O’Donnell Family Currently Struggling To Cope With Life On The Streets


“IT’S quite a change from Killiney,” says Brian O’Donnell, as he folds his grubby sleeping bag into his backpack and makes his way out of the alley behind Supermacs on O’Connell Street. It’s been nearly a month since O’Donnell, his wife and his two children were forced to leave their home in the affluent Dublin area, and sleeping rough is beginning to take its toll on them.
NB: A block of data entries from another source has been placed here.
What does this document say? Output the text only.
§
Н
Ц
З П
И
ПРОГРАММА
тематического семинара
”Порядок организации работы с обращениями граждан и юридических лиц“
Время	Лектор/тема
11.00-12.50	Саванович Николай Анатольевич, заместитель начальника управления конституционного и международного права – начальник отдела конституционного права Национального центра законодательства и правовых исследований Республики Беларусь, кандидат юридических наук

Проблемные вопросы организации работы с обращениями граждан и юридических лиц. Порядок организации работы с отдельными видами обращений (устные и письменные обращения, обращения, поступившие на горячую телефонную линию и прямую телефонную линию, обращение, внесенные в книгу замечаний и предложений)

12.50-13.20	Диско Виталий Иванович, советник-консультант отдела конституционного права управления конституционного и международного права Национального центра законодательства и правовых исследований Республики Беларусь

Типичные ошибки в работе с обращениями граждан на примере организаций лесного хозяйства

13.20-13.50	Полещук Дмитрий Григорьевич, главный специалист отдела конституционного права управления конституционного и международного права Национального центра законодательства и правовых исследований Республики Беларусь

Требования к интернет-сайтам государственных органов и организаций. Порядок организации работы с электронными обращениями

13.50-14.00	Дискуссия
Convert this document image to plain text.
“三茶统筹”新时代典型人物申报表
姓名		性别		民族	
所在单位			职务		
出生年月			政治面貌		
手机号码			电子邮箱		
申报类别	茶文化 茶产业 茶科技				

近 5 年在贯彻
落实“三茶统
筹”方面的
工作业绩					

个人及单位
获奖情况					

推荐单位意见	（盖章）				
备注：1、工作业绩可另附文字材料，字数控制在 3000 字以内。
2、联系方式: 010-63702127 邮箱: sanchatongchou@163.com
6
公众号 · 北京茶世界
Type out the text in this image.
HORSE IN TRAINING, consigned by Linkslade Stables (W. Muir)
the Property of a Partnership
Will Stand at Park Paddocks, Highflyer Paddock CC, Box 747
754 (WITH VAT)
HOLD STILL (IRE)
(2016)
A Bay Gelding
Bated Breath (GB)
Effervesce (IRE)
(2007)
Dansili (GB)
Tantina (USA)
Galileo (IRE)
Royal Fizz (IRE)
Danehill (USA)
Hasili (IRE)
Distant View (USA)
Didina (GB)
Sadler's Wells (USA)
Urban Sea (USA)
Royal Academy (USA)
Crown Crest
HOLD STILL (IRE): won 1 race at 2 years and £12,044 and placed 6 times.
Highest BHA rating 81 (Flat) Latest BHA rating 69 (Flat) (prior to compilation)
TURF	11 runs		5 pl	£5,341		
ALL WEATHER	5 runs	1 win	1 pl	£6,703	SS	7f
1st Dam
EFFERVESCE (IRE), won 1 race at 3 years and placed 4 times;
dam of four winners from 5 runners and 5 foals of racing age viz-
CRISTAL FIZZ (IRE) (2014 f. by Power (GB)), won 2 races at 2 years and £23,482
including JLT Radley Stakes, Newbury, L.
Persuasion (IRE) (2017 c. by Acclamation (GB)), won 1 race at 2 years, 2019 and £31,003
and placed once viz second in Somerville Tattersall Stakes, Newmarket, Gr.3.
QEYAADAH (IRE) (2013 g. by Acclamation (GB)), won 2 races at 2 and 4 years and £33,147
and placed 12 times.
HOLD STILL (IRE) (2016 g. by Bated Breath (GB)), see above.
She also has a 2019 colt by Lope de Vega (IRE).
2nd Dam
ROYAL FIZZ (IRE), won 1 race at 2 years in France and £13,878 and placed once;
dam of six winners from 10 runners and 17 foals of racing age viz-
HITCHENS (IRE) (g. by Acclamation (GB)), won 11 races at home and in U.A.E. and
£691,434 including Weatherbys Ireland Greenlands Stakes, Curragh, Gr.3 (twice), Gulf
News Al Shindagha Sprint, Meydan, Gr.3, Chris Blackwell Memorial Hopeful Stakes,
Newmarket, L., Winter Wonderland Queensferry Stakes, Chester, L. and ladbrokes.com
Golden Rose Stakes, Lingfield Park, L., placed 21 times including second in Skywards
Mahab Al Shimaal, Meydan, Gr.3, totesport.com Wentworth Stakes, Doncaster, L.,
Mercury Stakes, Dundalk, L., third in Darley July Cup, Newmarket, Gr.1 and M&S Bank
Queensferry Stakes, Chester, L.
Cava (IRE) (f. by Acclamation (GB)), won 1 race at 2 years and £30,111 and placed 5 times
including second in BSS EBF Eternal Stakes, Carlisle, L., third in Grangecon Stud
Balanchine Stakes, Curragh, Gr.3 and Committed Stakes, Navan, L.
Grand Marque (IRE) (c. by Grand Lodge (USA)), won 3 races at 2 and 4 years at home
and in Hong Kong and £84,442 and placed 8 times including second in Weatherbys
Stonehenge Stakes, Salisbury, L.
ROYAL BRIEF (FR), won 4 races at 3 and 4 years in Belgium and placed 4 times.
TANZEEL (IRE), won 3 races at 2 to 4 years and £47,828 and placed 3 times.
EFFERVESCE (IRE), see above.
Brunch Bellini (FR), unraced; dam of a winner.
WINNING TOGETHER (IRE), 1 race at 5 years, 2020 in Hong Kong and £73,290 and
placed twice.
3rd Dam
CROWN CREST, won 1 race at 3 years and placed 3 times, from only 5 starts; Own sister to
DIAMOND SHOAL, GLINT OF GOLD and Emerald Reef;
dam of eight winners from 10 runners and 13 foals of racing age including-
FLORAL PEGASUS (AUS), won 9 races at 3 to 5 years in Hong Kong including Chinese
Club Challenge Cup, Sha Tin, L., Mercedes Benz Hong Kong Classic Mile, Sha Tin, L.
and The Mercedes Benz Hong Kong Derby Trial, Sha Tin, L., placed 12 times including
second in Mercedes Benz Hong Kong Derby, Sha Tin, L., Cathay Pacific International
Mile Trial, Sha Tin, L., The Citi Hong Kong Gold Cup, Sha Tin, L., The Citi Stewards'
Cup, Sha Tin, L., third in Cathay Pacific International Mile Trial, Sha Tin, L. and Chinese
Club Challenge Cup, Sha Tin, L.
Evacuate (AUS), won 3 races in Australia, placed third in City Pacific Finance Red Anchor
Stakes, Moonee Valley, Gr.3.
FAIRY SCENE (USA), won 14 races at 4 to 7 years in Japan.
Patriarch Brian, along with his wife Patricia, have been living rough on the streets since losing their 19th High Court bid to keep their Gorse Hill home. Their two kids, Blake and Blaise, are also sleeping on the streets somewhere in the city. They haven’t made contact with their parents in weeks, and Patricia is understandably frantic.

“We don’t know where they are, or if they’re safe,” sobbed Patricia, who stood by her husband as he steadfastly refused to give up ownership of their clifftop home despite owing up to €75m to the banks.

We just hope they’re eating well, and haven’t fallen in with a bad crowd. The nights get pretty cold out here; me and Brian were lucky to find a couple of sleeping bags which didn’t smell too bad, so we get by. There’s some people come round with soup and sandwiches in the evenings… I just hope Blake and Blaise are doing as well”.

Like the many homeless people currently living on the streets of our capital, Brian spends most of his day trying to scrape together enough money to buy food, and shelter. Waking early to get a ‘good spot’ at an ATM or Luas stop, O’Donnell faces frequent harassment from Gardaí who move him along.

“I’m just trying to get enough for a night in the Shelbourne,” sobbed O’Donnell, after losing a High Court battle to stop Guards moving him away from a Luas stop.

“On top of it all, Bank Of Ireland are still after me to pay back the millions I owe. They want 70c out of every euro I get on the street here… I just can’t catch a break”.

As we leave the O’Donnells at the end of the day, they’re curling into a ball together in a filthy doorstep. With nowhere to go except any of their other high-profile properties scattered across the globe, they seem doomed to become just another statistic of the demise of the Celtic Tiger.